Although significant progress has been made in recent studies on semi-arid climate change and its dynamics over China, many unsolved issues remain to be further investigated in future studies. For instance:
(1) There is still a lack of high-quality datasets for studying and forecasting semi-arid climate change over China. Future studies should combine various datasets based on ground-based measurements, satellite observations, and climate reconstructions to study semi-arid climate change on multiple time scales and further compare the regional characteristics and correlations within different semi-arid regions across China and other regions of the world.

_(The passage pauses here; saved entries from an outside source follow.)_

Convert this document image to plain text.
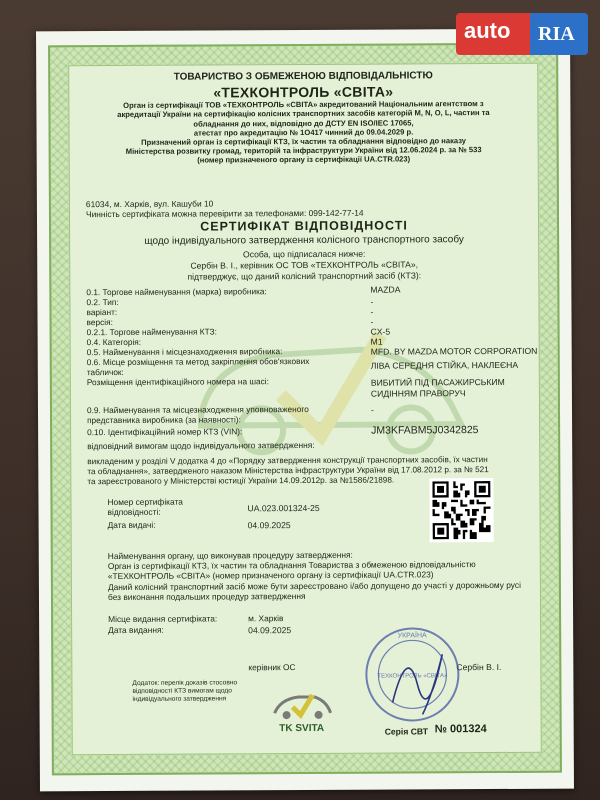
ТОВАРИСТВО З ОБМЕЖЕНОЮ ВІДПОВІДАЛЬНІСТЮ
«ТЕХКОНТРОЛЬ «СВІТА»
Орган із сертифікації ТОВ «ТЕХКОНТРОЛЬ «СВІТА» акредитований Національним агентством з
акредитації України на сертифікацію колісних транспортних засобів категорій M, N, O, L, частин та
обладнання до них, відповідно до ДСТУ EN ISO/IEC 17065,
атестат про акредитацію № 1О417 чинний до 09.04.2029 р.
Призначений орган із сертифікації КТЗ, їх частин та обладнання відповідно до наказу
Міністерства розвитку громад, територій та інфраструктури України від 12.06.2024 р. за № 533
(номер призначеного органу із сертифікації UA.CTR.023)
61034, м. Харків, вул. Кашуби 10
Чинність сертифіката можна перевірити за телефонами: 099-142-77-14
СЕРТИФІКАТ ВІДПОВІДНОСТІ
щодо індивідуального затвердження колісного транспортного засобу
Особа, що підписалася нижче:
Сербін В. І., керівник ОС ТОВ «ТЕХКОНТРОЛЬ «СВІТА»,
підтверджує, що даний колісний транспортний засіб (КТЗ):
0.1. Торгове найменування (марка) виробника:	MAZDA
0.2. Тип:	-
варіант:	-
версія:	-
0.2.1. Торгове найменування КТЗ:	CX-5
0.4. Категорія:	M1
0.5. Найменування і місцезнаходження виробника:	MFD. BY MAZDA MOTOR CORPORATION
0.6. Місце розміщення та метод закріплення обов'язкових
табличок:
ЛІВА СЕРЕДНЯ СТІЙКА, НАКЛЕЄНА
Розміщення ідентифікаційного номера на шасі:	ВИБИТИЙ ПІД ПАСАЖИРСЬКИМ
СИДІННЯМ ПРАВОРУЧ
0.9. Найменування та місцезнаходження уповноваженого
представника виробника (за наявності):
-
0.10. Ідентифікаційний номер КТЗ (VIN):	JM3KFABM5J0342825
відповідний вимогам щодо індивідуального затвердження:
викладеним у розділі V додатка 4 до «Порядку затвердження конструкції транспортних засобів, їх частин
та обладнання», затвердженого наказом Міністерства інфраструктури України від 17.08.2012 р. за № 521
та зареєстрованого у Міністерстві юстиції України 14.09.2012р. за №1586/21898.
Номер сертифіката
відповідності:	UA.023.001324-25
Дата видачі:	04.09.2025
Найменування органу, що виконував процедуру затвердження:
Орган із сертифікації КТЗ, їх частин та обладнання Товариства з обмеженою відповідальністю
«ТЕХКОНТРОЛЬ «СВІТА» (номер призначеного органу із сертифікації UA.CTR.023)
Даний колісний транспортний засіб може бути зареєстровано і/або допущено до участі у дорожньому русі
без виконання подальших процедур затвердження
Місце видання сертифіката:	м. Харків
Дата видання:	04.09.2025
керівник ОС	Сербін В. І.
Додаток: перелік доказів стосовно
відповідності КТЗ вимогам щодо
індивідуального затвердження
УКРАЇНА
ТЕХКОНТРОЛЬ «СВІТА»
TK SVITA	Серія СВТ № 001324
auto RIA
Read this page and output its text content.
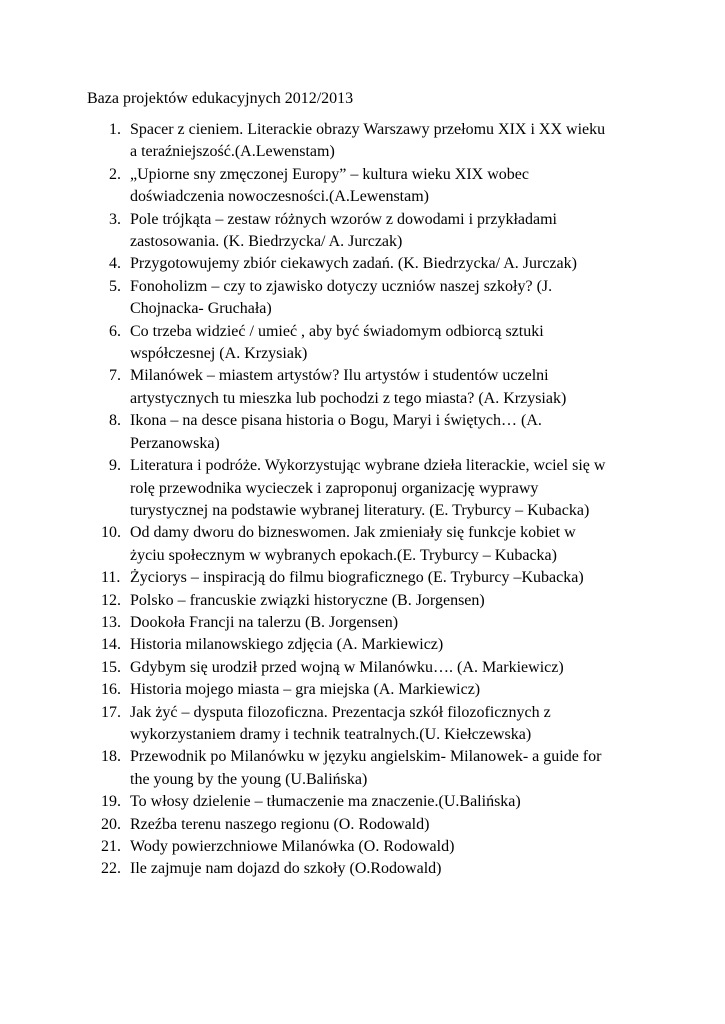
Baza projektów edukacyjnych 2012/2013
1. Spacer z cieniem. Literackie obrazy Warszawy przełomu XIX i XX wieku
a teraźniejszość.(A.Lewenstam)
2. „Upiorne sny zmęczonej Europy” – kultura wieku XIX wobec
doświadczenia nowoczesności.(A.Lewenstam)
3. Pole trójkąta – zestaw różnych wzorów z dowodami i przykładami
zastosowania. (K. Biedrzycka/ A. Jurczak)
4. Przygotowujemy zbiór ciekawych zadań. (K. Biedrzycka/ A. Jurczak)
5. Fonoholizm – czy to zjawisko dotyczy uczniów naszej szkoły? (J.
Chojnacka- Gruchała)
6. Co trzeba widzieć / umieć , aby być świadomym odbiorcą sztuki
współczesnej (A. Krzysiak)
7. Milanówek – miastem artystów? Ilu artystów i studentów uczelni
artystycznych tu mieszka lub pochodzi z tego miasta? (A. Krzysiak)
8. Ikona – na desce pisana historia o Bogu, Maryi i świętych… (A.
Perzanowska)
9. Literatura i podróże. Wykorzystując wybrane dzieła literackie, wciel się w
rolę przewodnika wycieczek i zaproponuj organizację wyprawy
turystycznej na podstawie wybranej literatury. (E. Tryburcy – Kubacka)
10. Od damy dworu do bizneswomen. Jak zmieniały się funkcje kobiet w
życiu społecznym w wybranych epokach.(E. Tryburcy – Kubacka)
11. Życiorys – inspiracją do filmu biograficznego (E. Tryburcy –Kubacka)
12. Polsko – francuskie związki historyczne (B. Jorgensen)
13. Dookoła Francji na talerzu (B. Jorgensen)
14. Historia milanowskiego zdjęcia (A. Markiewicz)
15. Gdybym się urodził przed wojną w Milanówku…. (A. Markiewicz)
16. Historia mojego miasta – gra miejska (A. Markiewicz)
17. Jak żyć – dysputa filozoficzna. Prezentacja szkół filozoficznych z
wykorzystaniem dramy i technik teatralnych.(U. Kiełczewska)
18. Przewodnik po Milanówku w języku angielskim- Milanowek- a guide for
the young by the young (U.Balińska)
19. To włosy dzielenie – tłumaczenie ma znaczenie.(U.Balińska)
20. Rzeźba terenu naszego regionu (O. Rodowald)
21. Wody powierzchniowe Milanówka (O. Rodowald)
22. Ile zajmuje nam dojazd do szkoły (O.Rodowald)
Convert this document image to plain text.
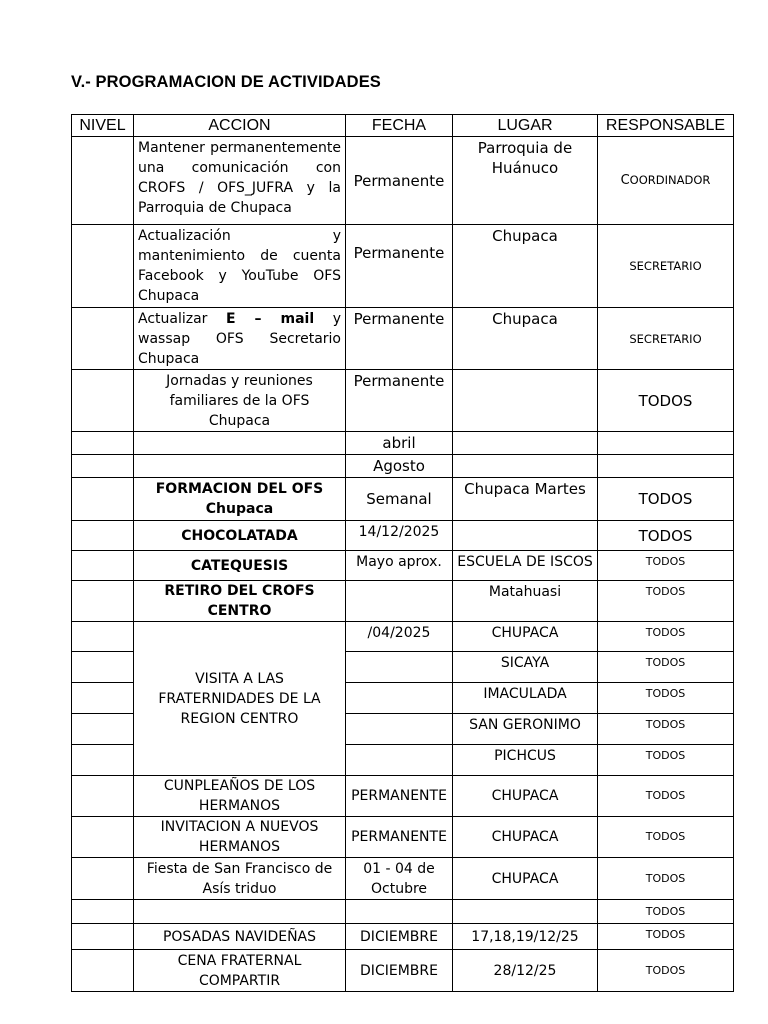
V.- PROGRAMACION DE ACTIVIDADES
NIVEL	ACCION	FECHA	LUGAR	RESPONSABLE
	Mantener permanentemente una comunicación con CROFS / OFS_JUFRA y la Parroquia de Chupaca	Permanente	Parroquia de Huánuco	COORDINADOR
	Actualización y mantenimiento de cuenta Facebook y YouTube OFS Chupaca	Permanente	Chupaca	SECRETARIO
	Actualizar E – mail y wassap OFS Secretario Chupaca	Permanente	Chupaca	SECRETARIO
	Jornadas y reuniones familiares de la OFS Chupaca	Permanente		TODOS
		abril		
		Agosto		
	FORMACION DEL OFS Chupaca	Semanal	Chupaca Martes	TODOS
	CHOCOLATADA	14/12/2025		TODOS
	CATEQUESIS	Mayo aprox.	ESCUELA DE ISCOS	TODOS
	RETIRO DEL CROFS CENTRO		Matahuasi	TODOS
	VISITA A LAS FRATERNIDADES DE LA REGION CENTRO	/04/2025	CHUPACA	TODOS
			SICAYA	TODOS
			IMACULADA	TODOS
			SAN GERONIMO	TODOS
			PICHCUS	TODOS
	CUNPLEAÑOS DE LOS HERMANOS	PERMANENTE	CHUPACA	TODOS
	INVITACION A NUEVOS HERMANOS	PERMANENTE	CHUPACA	TODOS
	Fiesta de San Francisco de Asís triduo	01 - 04 de Octubre	CHUPACA	TODOS
				TODOS
	POSADAS NAVIDEÑAS	DICIEMBRE	17,18,19/12/25	TODOS
	CENA FRATERNAL COMPARTIR	DICIEMBRE	28/12/25	TODOS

(2) Previous studies have mainly focused on the regional means of climatic factors in semi-arid regions across China, but few studies have focused on typical underlying surfaces in different semi-arid regions to examine climate change and dynamics in these regions. Meanwhile, the semi-arid regions across China are some of the major semi-arid regions in East Asia, and further studies need to analyze typical semi-arid climate change in China.
(3) The mechanisms of semi-arid climate change are still not well understood, and there is still a lack of robust research on the mechanisms and numerical simulations of semi-arid climate change in the context of global change. Moreover, the attributions of human-induced perturbations and natural forcings to semi-arid climate change should be further quantified and evaluated.
(4) Climate models have not performed well in the simulation and prediction of semi-arid climate change across China; thus, the ability to simulate aridity and climate change in semi-arid regions should be further improved in future climate models.